My favorite kind of chocolate chip cookie is cakey and thick. It is a chewy and warm and can reliably be purchased at Levain's Bakery in New York City. In my twenty-three year life span, I have endeavored several dozen recipes to achieve this end at home. But over the weekend, when I made scones, it occurred to me that I might adapt that scone recipe to create a cookie of a similar consistency.
The key to maintaining the shape? Using butter that is extremely cold.

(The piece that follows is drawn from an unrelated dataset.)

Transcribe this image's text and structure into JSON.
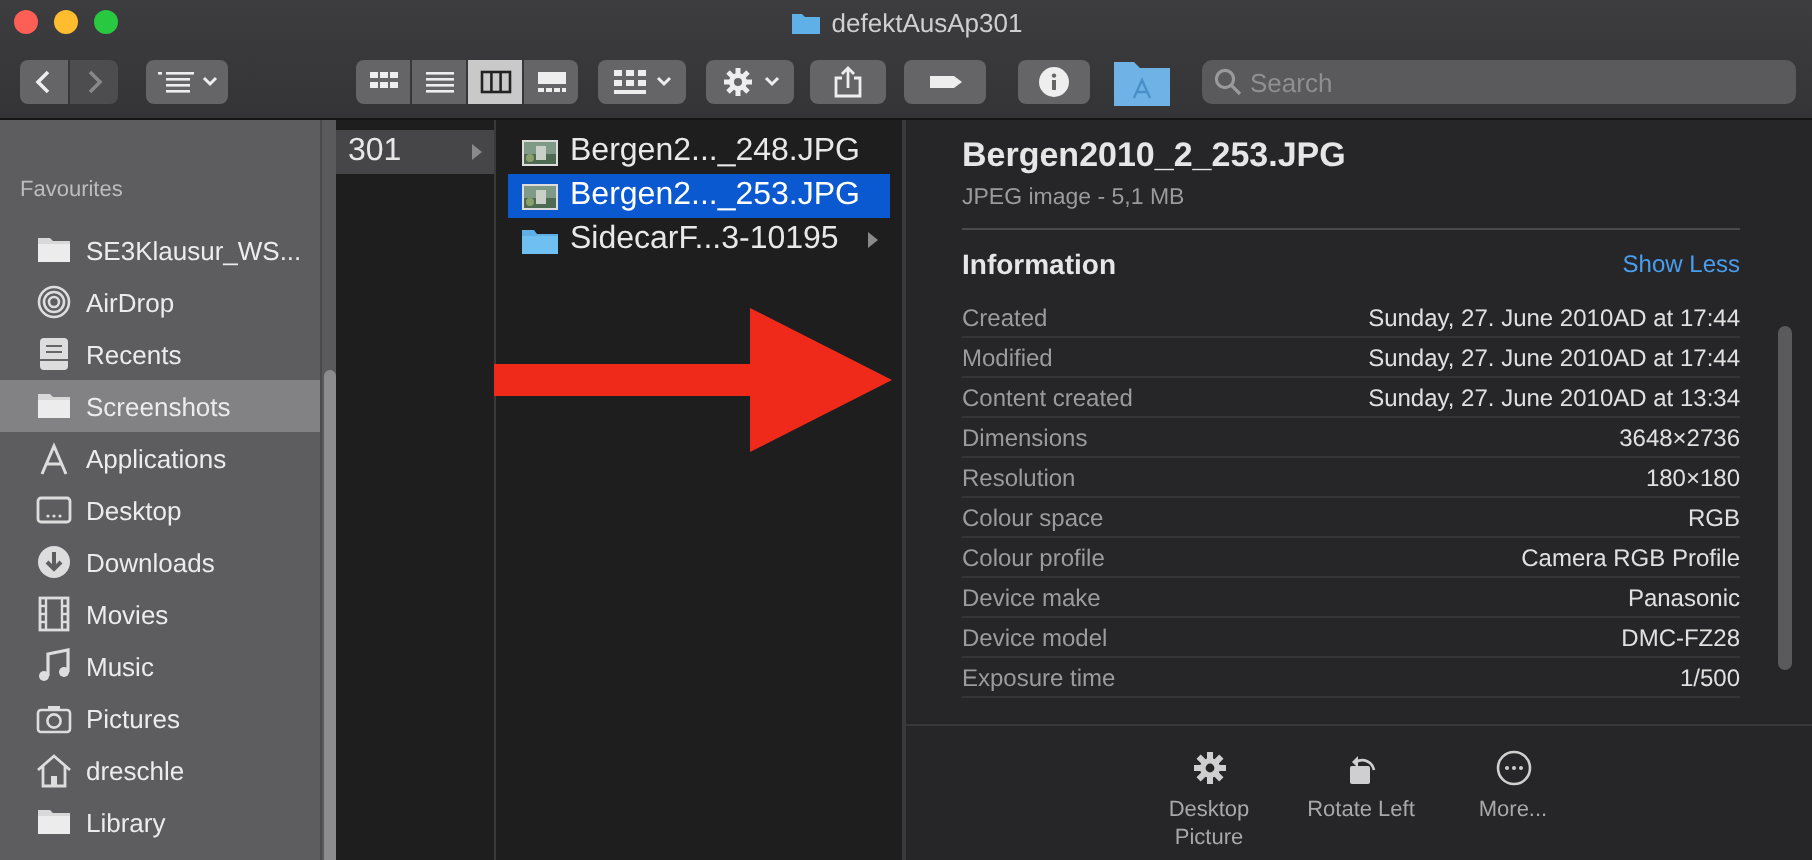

And using much less butter than the canonical Toll House recipe.
- 8 tablespoons unsalted butter (1 stick)
- 2 cups all-purpose flour
- 1/2 cup sugar
- 1 tablespoon baking powder
- 1/2 teaspoon salt
- 1/3 cup heavy cream
- 1 egg
- 1 cup of chocolate chips
Preheat oven to 400, and line a baking sheet with parchment paper.

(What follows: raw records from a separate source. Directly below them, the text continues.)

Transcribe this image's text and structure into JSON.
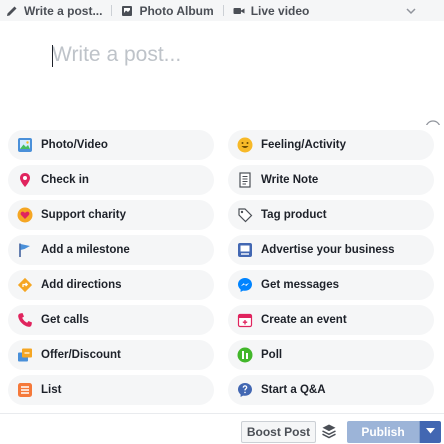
{
  "tabs": [
    {
      "label": "Write a post...",
      "icon": "pencil-icon"
    },
    {
      "label": "Photo Album",
      "icon": "photo-album-icon"
    },
    {
      "label": "Live video",
      "icon": "video-camera-icon"
    }
  ],
  "composer": {
    "placeholder": "Write a post...",
    "value": ""
  },
  "options": [
    {
      "label": "Photo/Video",
      "icon": "photo-video-icon"
    },
    {
      "label": "Feeling/Activity",
      "icon": "smiley-icon"
    },
    {
      "label": "Check in",
      "icon": "location-pin-icon"
    },
    {
      "label": "Write Note",
      "icon": "note-icon"
    },
    {
      "label": "Support charity",
      "icon": "charity-icon"
    },
    {
      "label": "Tag product",
      "icon": "tag-icon"
    },
    {
      "label": "Add a milestone",
      "icon": "flag-icon"
    },
    {
      "label": "Advertise your business",
      "icon": "advertise-icon"
    },
    {
      "label": "Add directions",
      "icon": "directions-icon"
    },
    {
      "label": "Get messages",
      "icon": "messenger-icon"
    },
    {
      "label": "Get calls",
      "icon": "phone-icon"
    },
    {
      "label": "Create an event",
      "icon": "calendar-icon"
    },
    {
      "label": "Offer/Discount",
      "icon": "offer-icon"
    },
    {
      "label": "Poll",
      "icon": "poll-icon"
    },
    {
      "label": "List",
      "icon": "list-icon"
    },
    {
      "label": "Start a Q&A",
      "icon": "question-icon"
    }
  ],
  "footer": {
    "boost_label": "Boost Post",
    "publish_label": "Publish"
  },
  "colors": {
    "brand_blue": "#4267b2",
    "publish_disabled": "#9cb4d8",
    "chip_bg": "#f5f6f7"
  }
}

Slice butter into edamame-sized pieces, then stick it in the freezer.
In a medium bowl, mix flour, sugar, baking powder, and salt until fluffy.
Rub the butter into the dry ingredients quickly using your fingertips until no pieces larger than a pea remain.
Add the cream and egg to the dry ingredients, and mix with a fork until a shaggy dough forms. Fold in the chocolate chips, and knead a few times if necessary.
Use an ice cream scoop to scoop even sized portions of cookie dough onto the parchment paper, leaving about 1.5 inches of space in between each scoop of dough.
When you put the baking sheet in the oven, lower the temperature to 375.
Bake for 30 minutes, or until golden and firm.
25 minutes prep time, 1 hour total. Makes 16 cookies.